When a value is converted to a signed integer type but cannot be represented in that type, overflow occurs, and the behavior is undefined. It is common to see results as if a two’s complement encoding is used and as if the low bits are stored (or, equivalently, the value is wrapped modulo an appropriate power of two). However, you cannot rely on this behavior. The C standard says that, when signed integer overflow occurs, the behavior is undefined. So a compiler may act in surprising ways.
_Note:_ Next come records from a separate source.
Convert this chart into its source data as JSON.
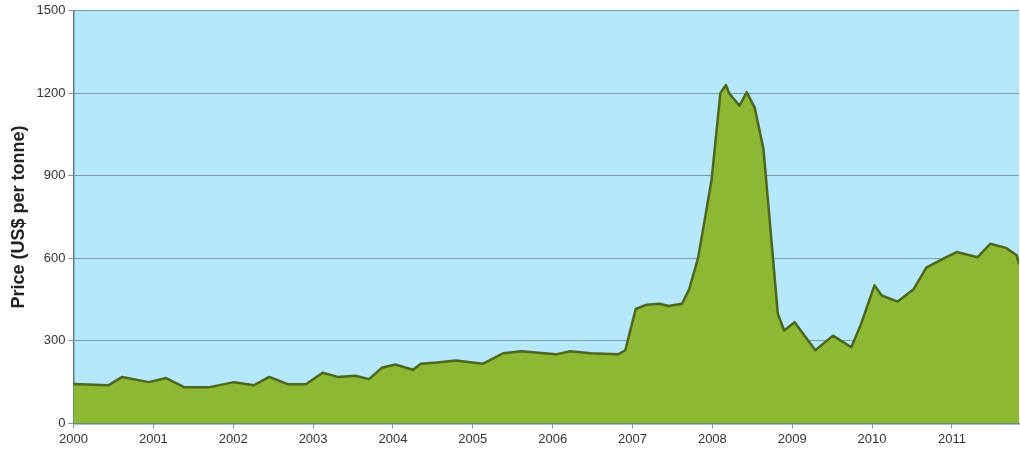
{
  "chart_data": {
    "type": "area",
    "ylabel": "Price (US$ per tonne)",
    "x": [
      2000.0,
      2000.44,
      2000.61,
      2000.94,
      2001.16,
      2001.39,
      2001.69,
      2002.01,
      2002.26,
      2002.45,
      2002.69,
      2002.91,
      2003.12,
      2003.31,
      2003.53,
      2003.7,
      2003.86,
      2004.03,
      2004.25,
      2004.35,
      2004.55,
      2004.79,
      2005.13,
      2005.38,
      2005.61,
      2006.04,
      2006.22,
      2006.48,
      2006.82,
      2006.91,
      2007.04,
      2007.17,
      2007.34,
      2007.45,
      2007.62,
      2007.71,
      2007.82,
      2007.91,
      2007.99,
      2008.1,
      2008.17,
      2008.21,
      2008.34,
      2008.43,
      2008.53,
      2008.64,
      2008.73,
      2008.82,
      2008.9,
      2009.03,
      2009.29,
      2009.51,
      2009.74,
      2009.86,
      2010.03,
      2010.12,
      2010.32,
      2010.52,
      2010.68,
      2010.9,
      2011.06,
      2011.32,
      2011.48,
      2011.68,
      2011.81,
      2011.84
    ],
    "series": [
      {
        "color": "#8cb833",
        "values": [
          143,
          139,
          169,
          150,
          165,
          131,
          131,
          150,
          139,
          169,
          142,
          142,
          184,
          169,
          173,
          161,
          202,
          214,
          195,
          217,
          221,
          229,
          217,
          255,
          262,
          251,
          262,
          255,
          251,
          266,
          416,
          431,
          435,
          427,
          435,
          488,
          600,
          750,
          885,
          1200,
          1230,
          1200,
          1155,
          1204,
          1148,
          998,
          698,
          398,
          338,
          368,
          266,
          319,
          277,
          360,
          502,
          465,
          443,
          488,
          566,
          600,
          623,
          604,
          653,
          638,
          611,
          581
        ]
      }
    ],
    "xlim": [
      2000,
      2011.84
    ],
    "xticks": [
      2000,
      2001,
      2002,
      2003,
      2004,
      2005,
      2006,
      2007,
      2008,
      2009,
      2010,
      2011
    ],
    "ylim": [
      0,
      1500
    ],
    "yticks": [
      0,
      300,
      600,
      900,
      1200,
      1500
    ],
    "grid": "y",
    "legend": false,
    "marker": "none",
    "line_style": "solid"
  }
}
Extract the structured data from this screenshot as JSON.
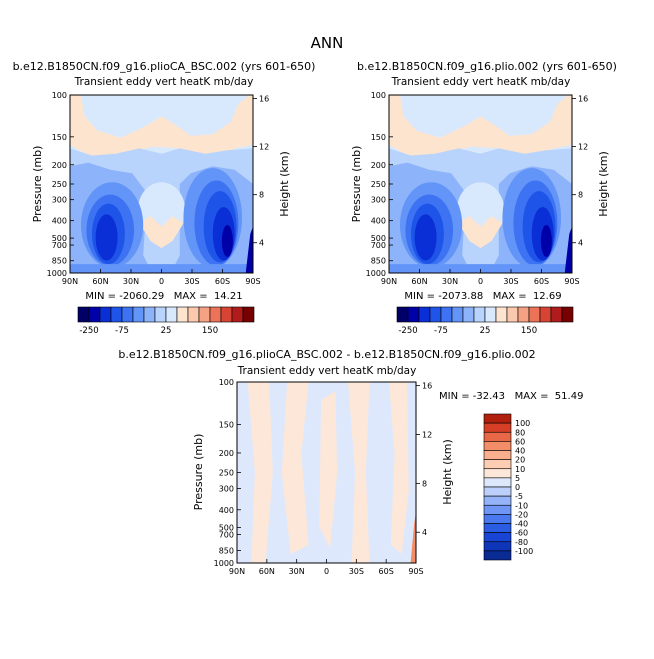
{
  "page": {
    "title": "ANN"
  },
  "palettes": {
    "main": [
      "#000066",
      "#0000a8",
      "#0b2fd6",
      "#1f54e8",
      "#3d73f2",
      "#6394f7",
      "#8db4fa",
      "#b8d3fc",
      "#d9e9fd",
      "#fde4cf",
      "#fbc9ad",
      "#f5a184",
      "#ec7358",
      "#d84434",
      "#b01c1c",
      "#770000"
    ],
    "diff": [
      "#0a2a94",
      "#0f35b8",
      "#1845d6",
      "#2b5ce4",
      "#4a78ee",
      "#6f96f4",
      "#95b3f8",
      "#bcd0fb",
      "#dde8fd",
      "#fde7d8",
      "#fccdb3",
      "#f9af8d",
      "#f28d68",
      "#e86746",
      "#d63f25",
      "#b0200c"
    ]
  },
  "chart_data": [
    {
      "type": "contour",
      "id": "panel-left",
      "case_title": "b.e12.B1850CN.f09_g16.plioCA_BSC.002 (yrs 601-650)",
      "var_title": "Transient eddy vert heatK mb/day",
      "ylabel": "Pressure (mb)",
      "y2label": "Height (km)",
      "x_ticks": [
        "90N",
        "60N",
        "30N",
        "0",
        "30S",
        "60S",
        "90S"
      ],
      "y_ticks": [
        "100",
        "150",
        "200",
        "250",
        "300",
        "400",
        "500",
        "700",
        "850",
        "1000"
      ],
      "y2_ticks": [
        "16",
        "12",
        "8",
        "4"
      ],
      "stats": "MIN = -2060.29   MAX =  14.21",
      "colorbar_labels": [
        "-250",
        "-75",
        "25",
        "150"
      ]
    },
    {
      "type": "contour",
      "id": "panel-right",
      "case_title": "b.e12.B1850CN.f09_g16.plio.002 (yrs 601-650)",
      "var_title": "Transient eddy vert heatK mb/day",
      "ylabel": "Pressure (mb)",
      "y2label": "Height (km)",
      "x_ticks": [
        "90N",
        "60N",
        "30N",
        "0",
        "30S",
        "60S",
        "90S"
      ],
      "y_ticks": [
        "100",
        "150",
        "200",
        "250",
        "300",
        "400",
        "500",
        "700",
        "850",
        "1000"
      ],
      "y2_ticks": [
        "16",
        "12",
        "8",
        "4"
      ],
      "stats": "MIN = -2073.88   MAX =  12.69",
      "colorbar_labels": [
        "-250",
        "-75",
        "25",
        "150"
      ]
    },
    {
      "type": "contour",
      "id": "panel-diff",
      "case_title": "b.e12.B1850CN.f09_g16.plioCA_BSC.002 - b.e12.B1850CN.f09_g16.plio.002",
      "var_title": "Transient eddy vert heatK mb/day",
      "ylabel": "Pressure (mb)",
      "y2label": "Height (km)",
      "x_ticks": [
        "90N",
        "60N",
        "30N",
        "0",
        "30S",
        "60S",
        "90S"
      ],
      "y_ticks": [
        "100",
        "150",
        "200",
        "250",
        "300",
        "400",
        "500",
        "700",
        "850",
        "1000"
      ],
      "y2_ticks": [
        "16",
        "12",
        "8",
        "4"
      ],
      "stats": "MIN = -32.43   MAX =  51.49",
      "colorbar_labels": [
        "100",
        "80",
        "60",
        "40",
        "20",
        "10",
        "5",
        "0",
        "-5",
        "-10",
        "-20",
        "-40",
        "-60",
        "-80",
        "-100"
      ]
    }
  ]
}
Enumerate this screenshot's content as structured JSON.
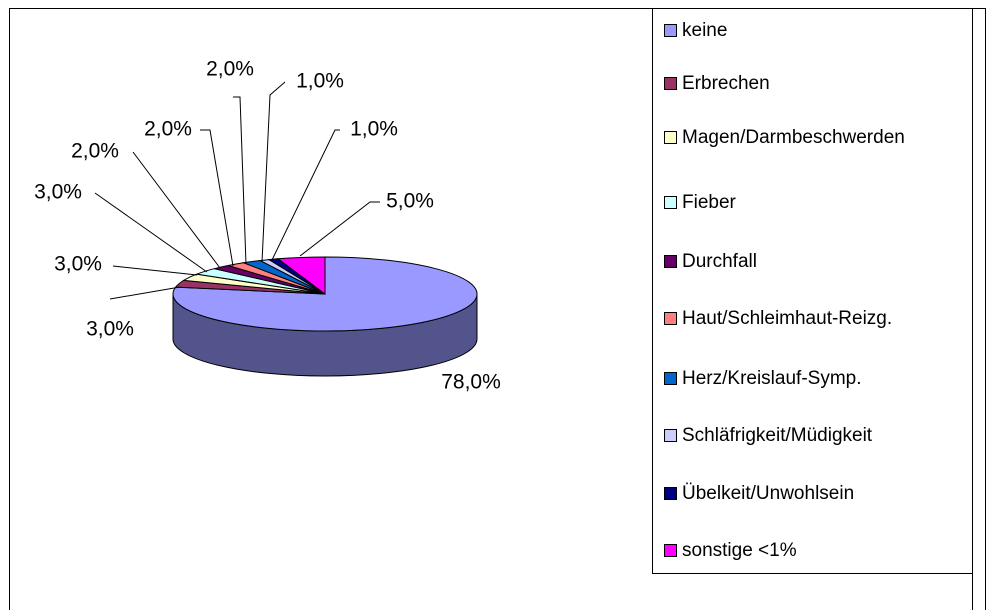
{
  "chart_data": {
    "type": "pie",
    "categories": [
      "keine",
      "Erbrechen",
      "Magen/Darmbeschwerden",
      "Fieber",
      "Durchfall",
      "Haut/Schleimhaut-Reizg.",
      "Herz/Kreislauf-Symp.",
      "Schläfrigkeit/Müdigkeit",
      "Übelkeit/Unwohlsein",
      "sonstige <1%"
    ],
    "values": [
      78,
      3,
      3,
      3,
      2,
      2,
      2,
      1,
      1,
      5
    ],
    "value_labels": [
      "78,0%",
      "3,0%",
      "3,0%",
      "3,0%",
      "2,0%",
      "2,0%",
      "2,0%",
      "1,0%",
      "1,0%",
      "5,0%"
    ],
    "colors": [
      "#9999ff",
      "#993366",
      "#ffffcc",
      "#ccffff",
      "#660066",
      "#ff8080",
      "#0066cc",
      "#ccccff",
      "#000080",
      "#ff00ff"
    ],
    "legend": "right"
  }
}
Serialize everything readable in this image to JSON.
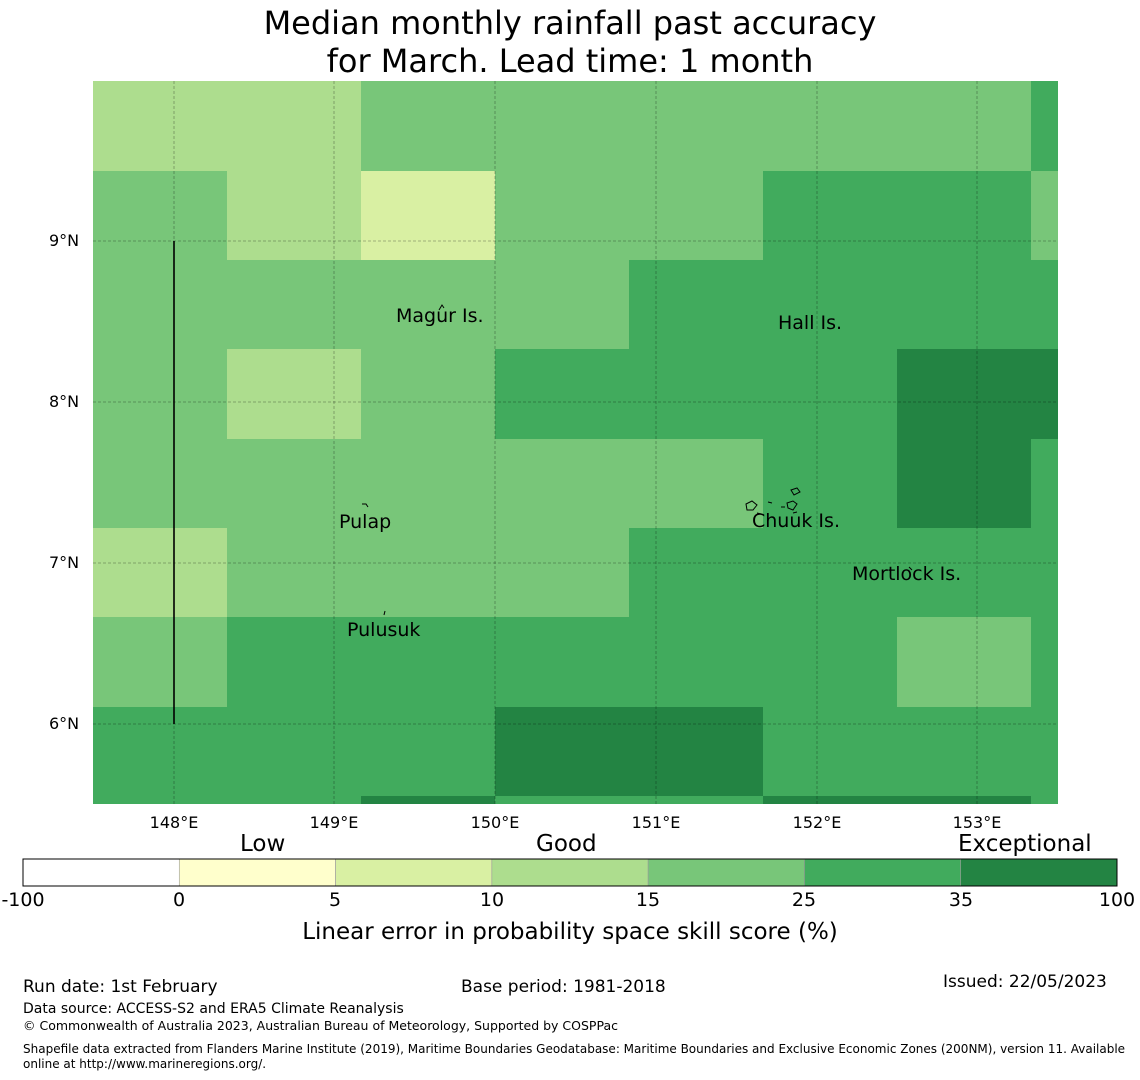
{
  "title": {
    "line1": "Median monthly rainfall past accuracy",
    "line2": "for March. Lead time: 1 month"
  },
  "map": {
    "lat_ticks": [
      "9°N",
      "8°N",
      "7°N",
      "6°N"
    ],
    "lon_ticks": [
      "148°E",
      "149°E",
      "150°E",
      "151°E",
      "152°E",
      "153°E"
    ],
    "places": [
      "Magur Is.",
      "Hall Is.",
      "Pulap",
      "Chuuk Is.",
      "Mortlock Is.",
      "Pulusuk"
    ],
    "skill_classes": [
      "5-10",
      "10-15",
      "15-25",
      "25-35",
      "35-100"
    ],
    "grid_rows": [
      [
        1,
        1,
        2,
        2,
        2,
        2,
        2,
        3
      ],
      [
        2,
        1,
        0,
        2,
        2,
        3,
        3,
        2
      ],
      [
        2,
        2,
        2,
        2,
        3,
        3,
        3,
        3
      ],
      [
        2,
        1,
        2,
        3,
        3,
        3,
        4,
        4
      ],
      [
        2,
        2,
        2,
        2,
        2,
        3,
        4,
        3
      ],
      [
        1,
        2,
        2,
        2,
        3,
        3,
        3,
        3
      ],
      [
        2,
        3,
        3,
        3,
        3,
        3,
        2,
        3
      ],
      [
        3,
        3,
        3,
        4,
        4,
        3,
        3,
        3
      ],
      [
        3,
        3,
        4,
        3,
        3,
        4,
        4,
        3
      ]
    ]
  },
  "legend": {
    "categories": [
      "Low",
      "Good",
      "Exceptional"
    ],
    "ticks": [
      "-100",
      "0",
      "5",
      "10",
      "15",
      "25",
      "35",
      "100"
    ],
    "colors": [
      "#ffffff",
      "#ffffcc",
      "#d9f0a3",
      "#addd8e",
      "#78c679",
      "#41ab5d",
      "#238443"
    ],
    "title": "Linear error in probability space skill score (%)"
  },
  "footer": {
    "run_date": "Run date: 1st February",
    "base_period": "Base period: 1981-2018",
    "issued": "Issued: 22/05/2023",
    "data_source": "Data source: ACCESS-S2 and ERA5 Climate Reanalysis",
    "copyright": "© Commonwealth of Australia 2023, Australian Bureau of Meteorology, Supported by COSPPac",
    "shapefile_line1": "Shapefile data extracted from Flanders Marine Institute (2019), Maritime Boundaries Geodatabase: Maritime Boundaries and Exclusive Economic Zones (200NM), version 11. Available",
    "shapefile_line2": "online at http://www.marineregions.org/."
  }
}
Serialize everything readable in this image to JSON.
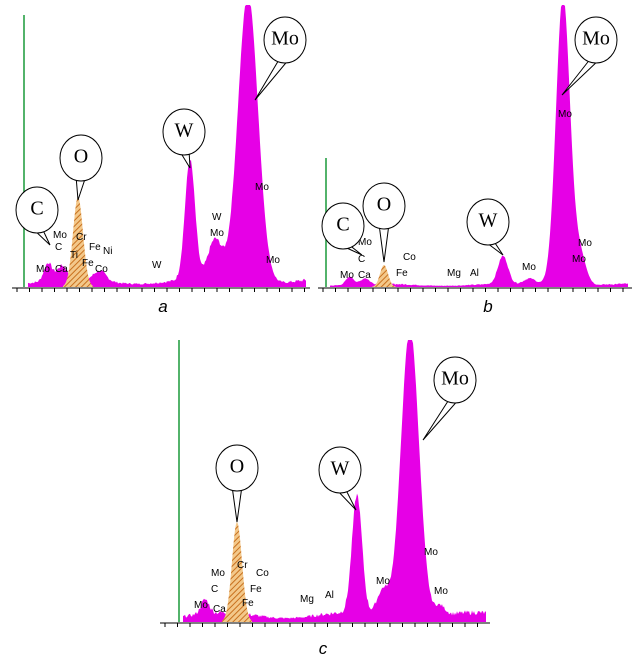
{
  "panels": [
    {
      "caption": "a",
      "callouts": [
        "C",
        "O",
        "W",
        "Mo"
      ],
      "peak_labels": [
        "Mo",
        "Ca",
        "C",
        "Mo",
        "Ti",
        "Cr",
        "Fe",
        "Ni",
        "Fe",
        "Co",
        "W",
        "W",
        "Mo",
        "Mo",
        "Mo"
      ]
    },
    {
      "caption": "b",
      "callouts": [
        "C",
        "O",
        "W",
        "Mo"
      ],
      "peak_labels": [
        "Mo",
        "Ca",
        "C",
        "Mo",
        "Fe",
        "Co",
        "Mg",
        "Al",
        "Mo",
        "Mo",
        "Mo",
        "Mo"
      ]
    },
    {
      "caption": "c",
      "callouts": [
        "O",
        "W",
        "Mo"
      ],
      "peak_labels": [
        "Mo",
        "Ca",
        "C",
        "Mo",
        "Cr",
        "Co",
        "Fe",
        "Fe",
        "Mg",
        "Al",
        "Mo",
        "Mo",
        "Mo"
      ]
    }
  ]
}
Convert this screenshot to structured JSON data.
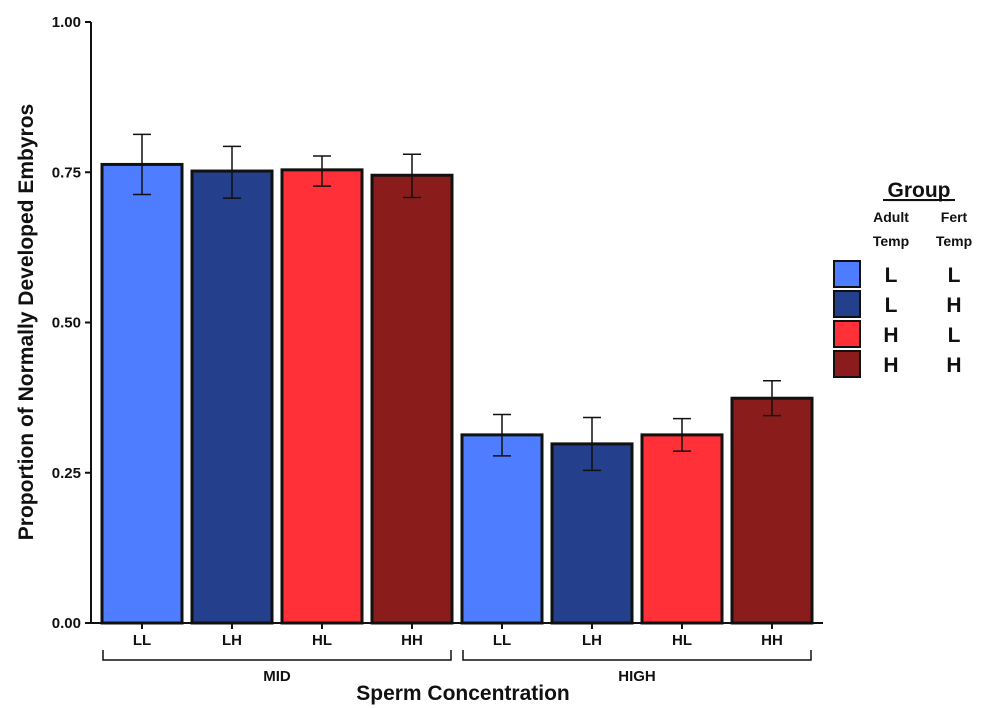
{
  "chart_data": {
    "type": "bar",
    "ylabel": "Proportion of Normally Developed Embyros",
    "xlabel": "Sperm Concentration",
    "ylim": [
      0,
      1
    ],
    "yticks": [
      "0.00",
      "0.25",
      "0.50",
      "0.75",
      "1.00"
    ],
    "grid": false,
    "groups": [
      {
        "name": "MID",
        "categories": [
          "LL",
          "LH",
          "HL",
          "HH"
        ],
        "values": [
          0.763,
          0.752,
          0.754,
          0.745
        ],
        "error_low": [
          0.713,
          0.707,
          0.727,
          0.708
        ],
        "error_high": [
          0.813,
          0.793,
          0.777,
          0.78
        ]
      },
      {
        "name": "HIGH",
        "categories": [
          "LL",
          "LH",
          "HL",
          "HH"
        ],
        "values": [
          0.313,
          0.298,
          0.313,
          0.374
        ],
        "error_low": [
          0.278,
          0.254,
          0.286,
          0.345
        ],
        "error_high": [
          0.347,
          0.342,
          0.34,
          0.403
        ]
      }
    ],
    "legend": {
      "title": "Group",
      "col1_header": [
        "Adult",
        "Temp"
      ],
      "col2_header": [
        "Fert",
        "Temp"
      ],
      "placement": "right",
      "entries": [
        {
          "key": "LL",
          "adult": "L",
          "fert": "L",
          "color": "#4f7dff"
        },
        {
          "key": "LH",
          "adult": "L",
          "fert": "H",
          "color": "#243f8c"
        },
        {
          "key": "HL",
          "adult": "H",
          "fert": "L",
          "color": "#ff3037"
        },
        {
          "key": "HH",
          "adult": "H",
          "fert": "H",
          "color": "#8b1c1c"
        }
      ]
    }
  }
}
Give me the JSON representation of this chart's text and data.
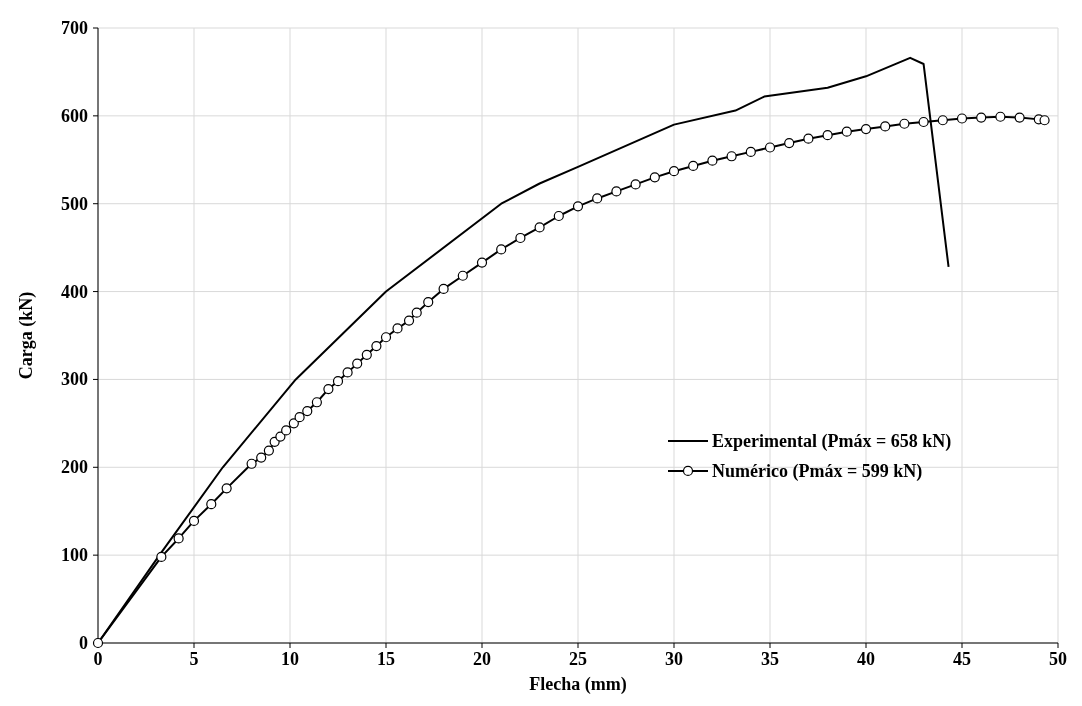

Consider this code, compiled for a target where short int
is 16 bits:
void foo(int a, int b)
{
if (a)
{
short int x = b;
printf("x is %hd.\n", x);
}
else
{
printf("x is not assigned.\n");
}
}
void bar(int a, int b)
{
if (b == 65536)
foo(a, b);
}
Observe that foo
is a perfectly fine function on its own, provided b
is within range of a short int
. And bar
is a perfectly fine function, as long as it is called only with a
equal to zero or b
not equal to 65536.
While the compiler is in-lining foo
in bar
, it may deduce from the fact that b
must be 65536 at this point, that there would be an overflow in short int x = b;
. This implies either that this path is never taken (i.e., a
must be zero) or that any behavior is permitted (because the behavior upon overflow is undefined by the C standard). In either case, the compiler is free to omit this code path. Thus, for optimization, the compiler could omit this path and generate code only for printf("x is not assigned.\n");
. If you then executed code containing bar(1, 65536)
, the output would be “x is not assigned.”!
Compilers do make optimizations of this sort: The observation that one code path has undefined behavior implies the compiler may conclude that code path is never used.
To an observer, it looks like the effect of assigning a too-large value to a short int
is to cause completely different code to be executed.